Choose a system or custom agent for your chat.
To use the Agentic Assistant, you first select the agent best suited for the task. Each agent is designed with specific goals and toolsets to address different aspects of security operations.
You can choose from system agents, public agents other users have created, or agents you have personally built and configured.
Within the chat prompt, click the agent icon on the left.
You can hover over each agent in the list to view a brief description of its primary focus.
Select the agent that best suits your current task or investigation.
Select an agent from Slack
Select an agent from Slack by sending a request and tagging your configured bot name in a thread (for example @Your bot name). Cortex Agentic Assistant returns a dropdown menu of available agents to select.
Note
Only public agents are supported via Slack.
System agents
System agents are pre-built, mission-focused virtual personas provided out-of-the-box by Cortex Cloud to handle specific security use cases without requiring manual configuration.
System agents come with defined roles and permissions, for example, the Threat Intel agent is pre-configured to enrich indicators, while the Help Center agent is designed specifically to retrieve documentation.
You can access additional system agents by enabling specific modules or licenses. Ensuring you have the relevant licenses active (for example, Cloud Posture or XSIAM Enterprise) will ensure the corresponding agents appear in your list. For instance, the Exposure Management agent helps prioritize risks but explicitly requires the Exposure Management add-on to function.
If a system agent is missing from your chat, it may be disabled or not included in your license. Go to the Agents Hub, where you can view a list of all enabled and disabled agents (accessible via the side panel in the Agentic Assistant menu). An administrator may need to re-enable it to make it visible in your chat again.

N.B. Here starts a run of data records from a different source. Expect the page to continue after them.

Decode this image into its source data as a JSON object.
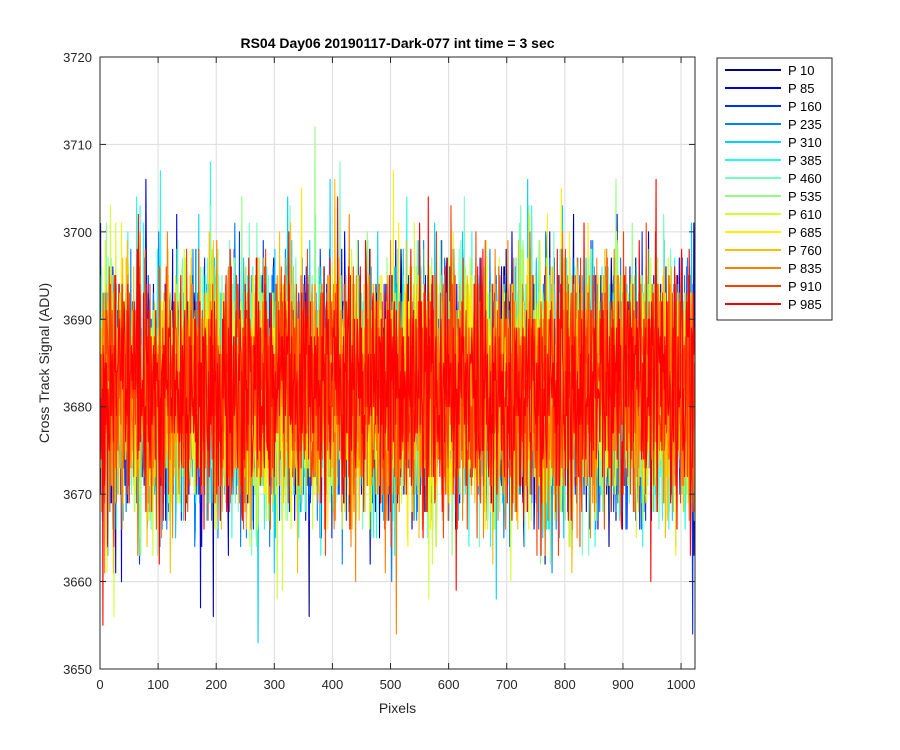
{
  "chart_data": {
    "type": "line",
    "title": "RS04 Day06 20190117-Dark-077 int time = 3 sec",
    "xlabel": "Pixels",
    "ylabel": "Cross Track Signal (ADU)",
    "xlim": [
      0,
      1024
    ],
    "ylim": [
      3650,
      3720
    ],
    "x_ticks": [
      0,
      100,
      200,
      300,
      400,
      500,
      600,
      700,
      800,
      900,
      1000
    ],
    "y_ticks": [
      3650,
      3660,
      3670,
      3680,
      3690,
      3700,
      3710,
      3720
    ],
    "x_tick_labels": [
      "0",
      "100",
      "200",
      "300",
      "400",
      "500",
      "600",
      "700",
      "800",
      "900",
      "1000"
    ],
    "y_tick_labels": [
      "3650",
      "3660",
      "3670",
      "3680",
      "3690",
      "3700",
      "3710",
      "3720"
    ],
    "grid": true,
    "legend_position": "outside-top-right",
    "x_range_points": [
      1,
      1024
    ],
    "noise_mean_approx": 3682,
    "noise_std_approx": 7,
    "series": [
      {
        "name": "P 10",
        "color": "#00008F"
      },
      {
        "name": "P 85",
        "color": "#0000DF"
      },
      {
        "name": "P 160",
        "color": "#0030FF"
      },
      {
        "name": "P 235",
        "color": "#0080FF"
      },
      {
        "name": "P 310",
        "color": "#00CFFF"
      },
      {
        "name": "P 385",
        "color": "#20FFDF"
      },
      {
        "name": "P 460",
        "color": "#70FFBF"
      },
      {
        "name": "P 535",
        "color": "#90FF80"
      },
      {
        "name": "P 610",
        "color": "#CFFF30"
      },
      {
        "name": "P 685",
        "color": "#FFEF00"
      },
      {
        "name": "P 760",
        "color": "#FFBF00"
      },
      {
        "name": "P 835",
        "color": "#FF7F00"
      },
      {
        "name": "P 910",
        "color": "#FF3F00"
      },
      {
        "name": "P 985",
        "color": "#FF0000"
      }
    ],
    "annotated_extremes": [
      {
        "series": "P 535",
        "x": 370,
        "y": 3712
      },
      {
        "series": "P 310",
        "x": 272,
        "y": 3653
      },
      {
        "series": "P 160",
        "x": 1020,
        "y": 3654
      },
      {
        "series": "P 835",
        "x": 510,
        "y": 3654
      },
      {
        "series": "P 985",
        "x": 5,
        "y": 3655
      }
    ]
  }
}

Examples of specialized system agents:
Agent Type | Description |
|---|---|
Case Investigation | Accelerate and simplify the analyst's workflow by converting complex data points, case context, and event relationships into clear, actionable insights. It understands the whole structure of a case, automatically highlights what matters most, and offers concise summaries that reduce noise and cognitive load. Beyond interpretation, it provides quick-access actions and guided steps that help analysts progress investigations with confidence and consistency. Its strength comes from its ability to reason across diverse evidence, stitch narrative context, and translate technical signals into meaningful next moves - enabling a smoother, more intuitive investigation experience end to end. |
Email Investigation | Automates the full lifecycle of email-borne threat response, spanning mailbox search, forensic collection, analysis, containment, and incident closure across all major mail platforms and security layers. |
Help Center | Provides answers to questions by referencing product documentation. If further assistance is needed, the agent assists you in opening a support case. |
Network Security | Audits next-gen firewalls for vulnerabilities, expired certificates, outdated software, risky or unused rules, capacity limits, and other misconfigurations. It searches logs for threats and then automates or guides clean-ups and upgrades to keep the network secure. |
Exposure Management | Helps understand, triage, and remediate vulnerabilities and misconfigurations across enterprise and cloud. Streamlines work for security analysts by helping to proactively prioritize risks, enrich identified exposures with ownership information, and take actions to reduce remediation times. NoteRequires the Exposure Management add-on. |
Cloud Posture | Helps understand, triage, and remediate misconfigurations, attack paths, and posture issues across cloud environments. Streamlines work for security analysts by proactively prioritizing risks, enriching identified exposures with ownership information, and automatically taking mitigating or remediating actions, such as blocking network access or updating protection policies, to reduce the organization's exposure footprint. |
Application Security | Operates as an intelligent, autonomous co-pilot within the security program. It provides full-cycle management by continuously monitoring AppSec maturity and driving a prevention-first strategy. The agent performs key actions such as opening pull requests (PRs) to resolve issues, identifying true risks and critical weaknesses in code, and using that context to suggest and apply prevention guardrails that eliminate risky environments. Its core function is to guide the organization’s AppSec journey by proactively improving coverage and measuring maturity, ensuring that security is automated, not merely audited. |
Recommended agents
In some cases, the system may suggest you switch agents based on the page you are viewing. For example, if you are viewing a case and have a chat with the Threat Intel agent open, the system will suggest switching to the Case Investigation agent for more relevant results.